Still, while the costs of diabetes skyrocket, prevention has not kept pace.
Self-management classes, widely regarded as one of the best ways to prevent the onset of expensive complications, have failed to live up to their potential and often struggle to stay afloat as funding gets stripped away.
That leaves people like Madrigal dependent on the government. Without Medicaid, Madrigal doesn’t know how he would afford the diabetes treatment to save his foot and keep him alive.
In the past year, he’s had four surgeries, including the amputation of his big toe. His kidneys are failing. He needs dialysis three times a week until he can get a kidney transplant.
At his sickest, Madrigal took almost a dozen prescription pills a day.
Madrigal worked as a laborer for years. He earned $350 a week and didn’t have health insurance.
Hospital social workers helped him enroll in the county’s indigent care program. Funded by property tax dollars, the program covers health care for the county’s poorest residents.
He stayed on that plan until he was able to enroll in Medicaid.

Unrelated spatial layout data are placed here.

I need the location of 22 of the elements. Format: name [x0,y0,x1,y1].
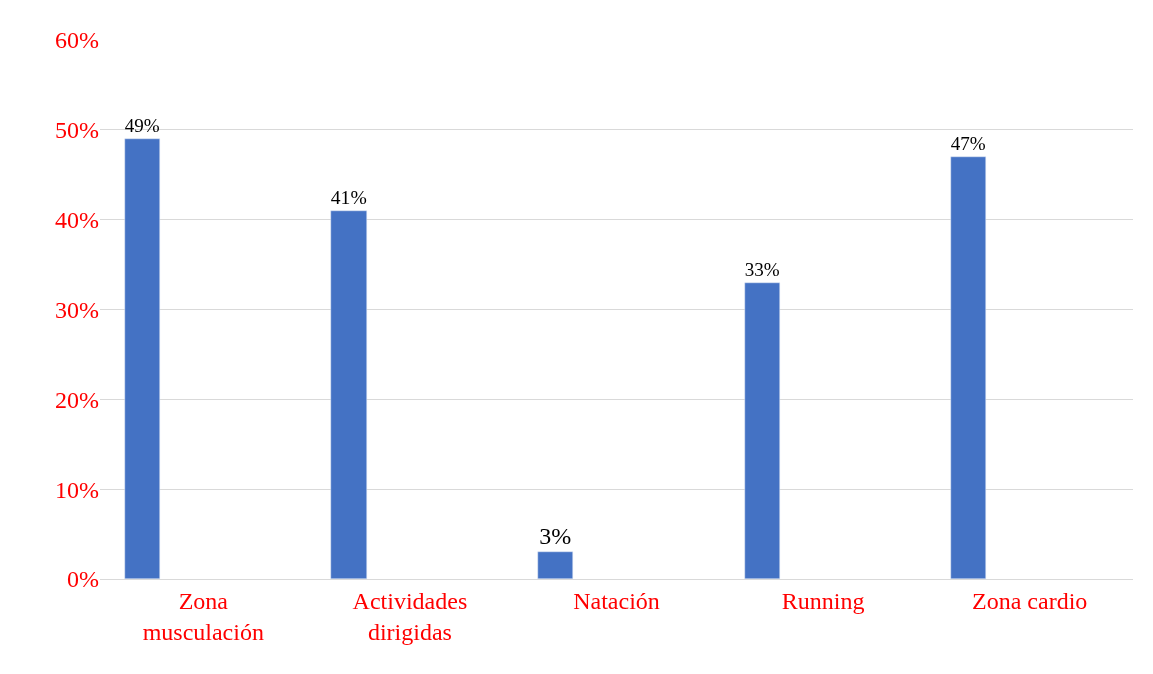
bar [124,138,160,579]
y-tick-label: 10% [55,476,99,503]
y-tick-label: 50% [55,117,99,144]
y-tick-label: 30% [55,296,99,323]
y-tick-label: 0% [67,566,99,593]
data-label: 33% [744,258,780,280]
x-tick-label: Actividades dirigidas [352,587,468,645]
x-tick-label: Running [781,587,865,614]
x-tick-label: Zona musculación [142,587,264,645]
bar [744,282,780,579]
x-tick-label: Natación [573,587,660,614]
y-tick-label: 20% [55,386,99,413]
data-label: 47% [950,132,986,154]
y-tick-label: 60% [55,27,99,54]
bar [950,156,986,579]
data-label: 49% [124,114,160,136]
data-label: 3% [539,522,572,549]
y-tick-label: 40% [55,207,99,234]
x-tick-label: Zona cardio [972,587,1088,614]
bar [330,210,367,579]
bar [537,551,573,579]
data-label: 41% [330,186,367,208]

Madrigal’s situation is common in Texas, where Medicaid and Medicare paid for two-thirds of the state’s diabetes-related hospital stays in 2010, according to the state’s health department.
And those stays aren’t cheap.
Diabetes hospitalizations on average cost about the same as a new Lincoln MKS luxury sedan: $48,720, or 50 percent more than hospitalizations not related to diabetes, according to state reports released in April 2012.

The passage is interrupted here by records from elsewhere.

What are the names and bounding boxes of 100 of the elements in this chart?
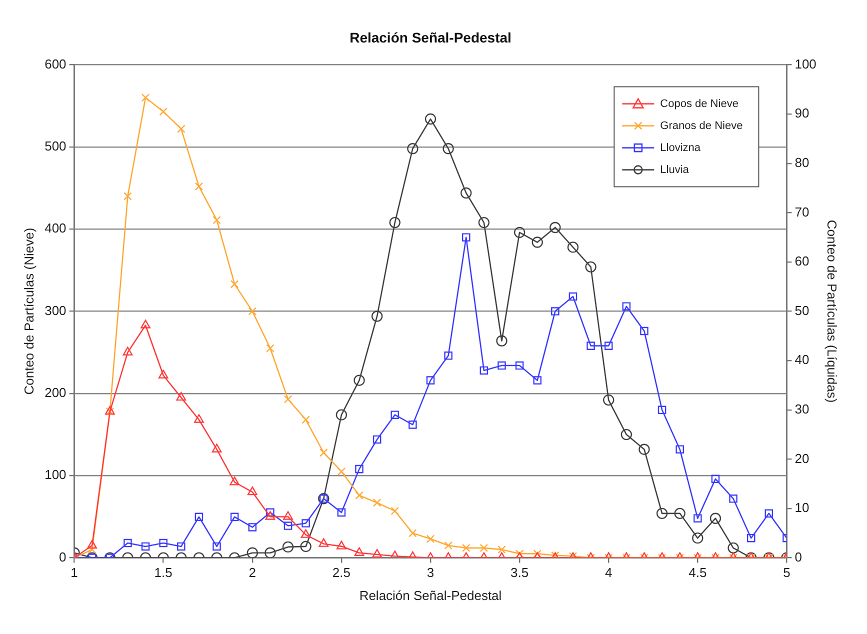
- point: [248, 307, 257, 316]
- y2-tick-label: 70: [794, 204, 810, 220]
- point: [194, 182, 204, 191]
- x-tick-label: 4: [604, 565, 612, 580]
- y-tick-label: 600: [44, 56, 66, 72]
- y2-tick-label: 80: [794, 154, 810, 170]
- point: [478, 216, 490, 228]
- point: [622, 302, 631, 311]
- point: [230, 512, 239, 522]
- point: [194, 414, 204, 423]
- point: [318, 538, 329, 547]
- y2-tick-label: 10: [794, 500, 810, 516]
- point: [284, 522, 292, 530]
- x-tick-label: 3: [426, 565, 434, 580]
- point: [282, 541, 294, 553]
- point: [603, 394, 614, 406]
- point: [337, 508, 346, 517]
- point: [728, 542, 739, 554]
- point: [176, 392, 186, 401]
- point: [212, 542, 221, 551]
- point: [264, 547, 276, 558]
- y2-tick-label: 50: [794, 302, 810, 318]
- point: [284, 395, 292, 404]
- point: [354, 547, 364, 556]
- x-tick-label: 4.5: [688, 565, 707, 580]
- point: [496, 335, 508, 346]
- y2-axis-title: Conteo de Partículas (Líquidas): [824, 220, 840, 403]
- point: [390, 550, 400, 558]
- point: [515, 361, 524, 370]
- point: [711, 474, 720, 484]
- point: [124, 192, 132, 200]
- chart-title: Relación Señal-Pedestal: [350, 29, 512, 46]
- point: [212, 216, 221, 224]
- y2-tick-label: 30: [794, 401, 810, 416]
- point: [462, 233, 470, 242]
- point: [336, 540, 346, 550]
- point: [604, 342, 613, 350]
- point: [158, 370, 168, 378]
- y2-tick-label: 100: [794, 56, 816, 72]
- legend-label: Lluvia: [660, 164, 690, 176]
- y2-tick-label: 60: [794, 254, 810, 269]
- point: [141, 542, 150, 551]
- x-axis-title: Relación Señal-Pedestal: [359, 588, 502, 603]
- point: [424, 113, 436, 125]
- point: [640, 326, 648, 336]
- point: [658, 406, 666, 414]
- point: [283, 511, 293, 520]
- point: [514, 226, 526, 238]
- point: [550, 222, 561, 234]
- y-tick-label: 100: [44, 467, 66, 482]
- point: [177, 542, 186, 551]
- point: [676, 445, 684, 454]
- point: [442, 143, 454, 154]
- point: [266, 344, 274, 352]
- point: [248, 523, 257, 532]
- point: [533, 376, 542, 384]
- point: [372, 548, 382, 558]
- point: [247, 486, 258, 496]
- point: [390, 410, 400, 419]
- point: [408, 420, 417, 429]
- point: [694, 514, 702, 522]
- point: [656, 508, 668, 520]
- point: [141, 94, 150, 102]
- y-tick-label: 200: [44, 385, 66, 400]
- point: [194, 512, 204, 522]
- point: [87, 540, 98, 549]
- point: [620, 428, 632, 440]
- point: [355, 464, 364, 474]
- x-tick-label: 1.5: [154, 565, 172, 580]
- point: [764, 509, 774, 518]
- point: [354, 374, 365, 386]
- point: [159, 108, 168, 116]
- point: [532, 236, 543, 248]
- point: [265, 511, 276, 520]
- point: [551, 307, 560, 316]
- point: [300, 540, 312, 552]
- x-tick-label: 2: [248, 565, 256, 580]
- x-tick-label: 2.5: [332, 565, 350, 580]
- point: [460, 187, 472, 199]
- y-tick-label: 300: [44, 302, 66, 318]
- point: [372, 435, 382, 444]
- point: [407, 143, 418, 154]
- legend-label: Granos de Nieve: [660, 120, 743, 132]
- point: [729, 494, 738, 503]
- point: [212, 444, 222, 452]
- point: [389, 216, 400, 228]
- point: [444, 352, 452, 360]
- x-tick-label: 3.5: [510, 565, 529, 580]
- point: [159, 538, 168, 548]
- point: [480, 366, 488, 375]
- point: [320, 448, 328, 457]
- point: [585, 261, 596, 273]
- point: [300, 529, 311, 538]
- point: [177, 124, 186, 134]
- legend-label: Copos de Nieve: [660, 98, 738, 110]
- point: [498, 361, 506, 370]
- point: [336, 409, 348, 420]
- point: [230, 476, 240, 486]
- y-tick-label: 400: [44, 220, 66, 236]
- point: [746, 534, 756, 542]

That’s because people with uncontrolled diabetes are more prone to infections and have a tougher time fighting them, Wilson said. A spike in blood glucose levels, even temporarily, can paralyze white blood cells for up to two weeks, compromising a person’s immune system, she said.
People with diabetes also face hefty indirect costs, such as reduced productivity and increased absenteeism from work.
A January 2012 in Health Affairs found that people with diabetes have harder times finding and keeping jobs and earn far less over their lifetimes than people without diabetes.
Tricare, which provides health benefits for military personnel and retirees and their families, spent $76.5 million on diabetes care in Texas alone in 2011. That’s up 14 percent from 2007, adjusted for inflation.
Pharmacy costs made up 44 percent, or $33.7 million in 2011, according to Tricare’s reports.
For Madrigal, it’s too late to prevent some of the debilitating long-term complications of diabetes, but he’s doing all he can — closely monitoring his diet, exercising on the stationary bike in his living room and following doctor’s orders. He’s lost 45 pounds. At his last checkup, his blood sugar had dropped to prediabetic levels.